Coronavirus 17.apr.2020
Toscana: anticipo sulla Cig senza spese per i lavoratori
Intesa tra Regione, parti sociali e banche più avanzata di quella nazionale. Attivato un fondo di garanzia
Toscana - Accordo tra Regione, banche e parti sociali per anticipo ammortizzatori sociali
Cassa integrazione e altri ammortizzatori sociali anticipati dalle banche a tasso e costo zero ai lavoratori dipendenti di aziende in crisi.

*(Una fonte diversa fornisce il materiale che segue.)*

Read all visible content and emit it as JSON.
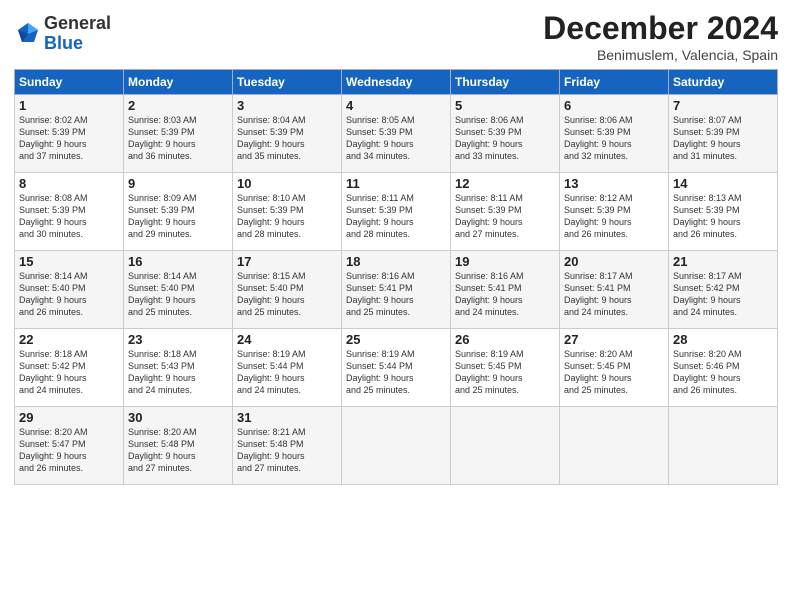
{
  "header": {
    "logo_line1": "General",
    "logo_line2": "Blue",
    "month_title": "December 2024",
    "location": "Benimuslem, Valencia, Spain"
  },
  "calendar": {
    "days_of_week": [
      "Sunday",
      "Monday",
      "Tuesday",
      "Wednesday",
      "Thursday",
      "Friday",
      "Saturday"
    ],
    "weeks": [
      [
        {
          "day": "",
          "text": ""
        },
        {
          "day": "2",
          "text": "Sunrise: 8:03 AM\nSunset: 5:39 PM\nDaylight: 9 hours\nand 36 minutes."
        },
        {
          "day": "3",
          "text": "Sunrise: 8:04 AM\nSunset: 5:39 PM\nDaylight: 9 hours\nand 35 minutes."
        },
        {
          "day": "4",
          "text": "Sunrise: 8:05 AM\nSunset: 5:39 PM\nDaylight: 9 hours\nand 34 minutes."
        },
        {
          "day": "5",
          "text": "Sunrise: 8:06 AM\nSunset: 5:39 PM\nDaylight: 9 hours\nand 33 minutes."
        },
        {
          "day": "6",
          "text": "Sunrise: 8:06 AM\nSunset: 5:39 PM\nDaylight: 9 hours\nand 32 minutes."
        },
        {
          "day": "7",
          "text": "Sunrise: 8:07 AM\nSunset: 5:39 PM\nDaylight: 9 hours\nand 31 minutes."
        }
      ],
      [
        {
          "day": "8",
          "text": "Sunrise: 8:08 AM\nSunset: 5:39 PM\nDaylight: 9 hours\nand 30 minutes."
        },
        {
          "day": "9",
          "text": "Sunrise: 8:09 AM\nSunset: 5:39 PM\nDaylight: 9 hours\nand 29 minutes."
        },
        {
          "day": "10",
          "text": "Sunrise: 8:10 AM\nSunset: 5:39 PM\nDaylight: 9 hours\nand 28 minutes."
        },
        {
          "day": "11",
          "text": "Sunrise: 8:11 AM\nSunset: 5:39 PM\nDaylight: 9 hours\nand 28 minutes."
        },
        {
          "day": "12",
          "text": "Sunrise: 8:11 AM\nSunset: 5:39 PM\nDaylight: 9 hours\nand 27 minutes."
        },
        {
          "day": "13",
          "text": "Sunrise: 8:12 AM\nSunset: 5:39 PM\nDaylight: 9 hours\nand 26 minutes."
        },
        {
          "day": "14",
          "text": "Sunrise: 8:13 AM\nSunset: 5:39 PM\nDaylight: 9 hours\nand 26 minutes."
        }
      ],
      [
        {
          "day": "15",
          "text": "Sunrise: 8:14 AM\nSunset: 5:40 PM\nDaylight: 9 hours\nand 26 minutes."
        },
        {
          "day": "16",
          "text": "Sunrise: 8:14 AM\nSunset: 5:40 PM\nDaylight: 9 hours\nand 25 minutes."
        },
        {
          "day": "17",
          "text": "Sunrise: 8:15 AM\nSunset: 5:40 PM\nDaylight: 9 hours\nand 25 minutes."
        },
        {
          "day": "18",
          "text": "Sunrise: 8:16 AM\nSunset: 5:41 PM\nDaylight: 9 hours\nand 25 minutes."
        },
        {
          "day": "19",
          "text": "Sunrise: 8:16 AM\nSunset: 5:41 PM\nDaylight: 9 hours\nand 24 minutes."
        },
        {
          "day": "20",
          "text": "Sunrise: 8:17 AM\nSunset: 5:41 PM\nDaylight: 9 hours\nand 24 minutes."
        },
        {
          "day": "21",
          "text": "Sunrise: 8:17 AM\nSunset: 5:42 PM\nDaylight: 9 hours\nand 24 minutes."
        }
      ],
      [
        {
          "day": "22",
          "text": "Sunrise: 8:18 AM\nSunset: 5:42 PM\nDaylight: 9 hours\nand 24 minutes."
        },
        {
          "day": "23",
          "text": "Sunrise: 8:18 AM\nSunset: 5:43 PM\nDaylight: 9 hours\nand 24 minutes."
        },
        {
          "day": "24",
          "text": "Sunrise: 8:19 AM\nSunset: 5:44 PM\nDaylight: 9 hours\nand 24 minutes."
        },
        {
          "day": "25",
          "text": "Sunrise: 8:19 AM\nSunset: 5:44 PM\nDaylight: 9 hours\nand 25 minutes."
        },
        {
          "day": "26",
          "text": "Sunrise: 8:19 AM\nSunset: 5:45 PM\nDaylight: 9 hours\nand 25 minutes."
        },
        {
          "day": "27",
          "text": "Sunrise: 8:20 AM\nSunset: 5:45 PM\nDaylight: 9 hours\nand 25 minutes."
        },
        {
          "day": "28",
          "text": "Sunrise: 8:20 AM\nSunset: 5:46 PM\nDaylight: 9 hours\nand 26 minutes."
        }
      ],
      [
        {
          "day": "29",
          "text": "Sunrise: 8:20 AM\nSunset: 5:47 PM\nDaylight: 9 hours\nand 26 minutes."
        },
        {
          "day": "30",
          "text": "Sunrise: 8:20 AM\nSunset: 5:48 PM\nDaylight: 9 hours\nand 27 minutes."
        },
        {
          "day": "31",
          "text": "Sunrise: 8:21 AM\nSunset: 5:48 PM\nDaylight: 9 hours\nand 27 minutes."
        },
        {
          "day": "",
          "text": ""
        },
        {
          "day": "",
          "text": ""
        },
        {
          "day": "",
          "text": ""
        },
        {
          "day": "",
          "text": ""
        }
      ]
    ],
    "week1_day1": {
      "day": "1",
      "text": "Sunrise: 8:02 AM\nSunset: 5:39 PM\nDaylight: 9 hours\nand 37 minutes."
    }
  }
}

Lo prevede l’intesa firmata dalla Regione Toscana con gli istituti di credito, le organizzazioni sindacali e le associazioni di categoria.
 
Rispetto all’accordo nazionale - che riguardo all’anticipo delle banche dice solo che saranno applicate “le migliori condizioni possibili” - l’aver scritto che l’operazione sarà a tasso e costo zero costituisce una sicurezza in più per i lavoratori, che non dovranno pagare niente (se non il bollo sull’estratto conto trimestrale).
 
I dettagli dell'intesa
 
L’anticipo si concretizzerà con le seguenti modalità:
 
  • fino a 1400 euro come apertura di credito e in un’unica soluzione per l’emergenza Coronavirus;
  • con un finanziamento al massimo di 6000 euro - in 7 mesi e con importi mensili fino a 900 euro - per la cassa integrazione straordinaria “tradizionale”.
L’intesa vale per:
 
  • cassa integrazione ordinaria;
  • Fondo di integrazione salariale; 
  • cassa integrazione in deroga;
  • cassa integrazione salariale per gli operai del settore agricolo.

Il fondo di garanzia

L’accordo raggiunto in Toscana prevede inoltre l’attivazione - in ultima istanza - di un fondo di garanzia per consentire l’accesso all’anticipo degli ammortizzatori sociali anche a chi non avesse i titoli di merito di credito richiesti dalle banche. In questo modo nessuno sarà tagliato fuori
 
I finanziamenti si attiveranno in via telematica e su richiesta del lavoratore, una volta che l’azienda avrà fatto ricorso agli ammortizzatori sociali.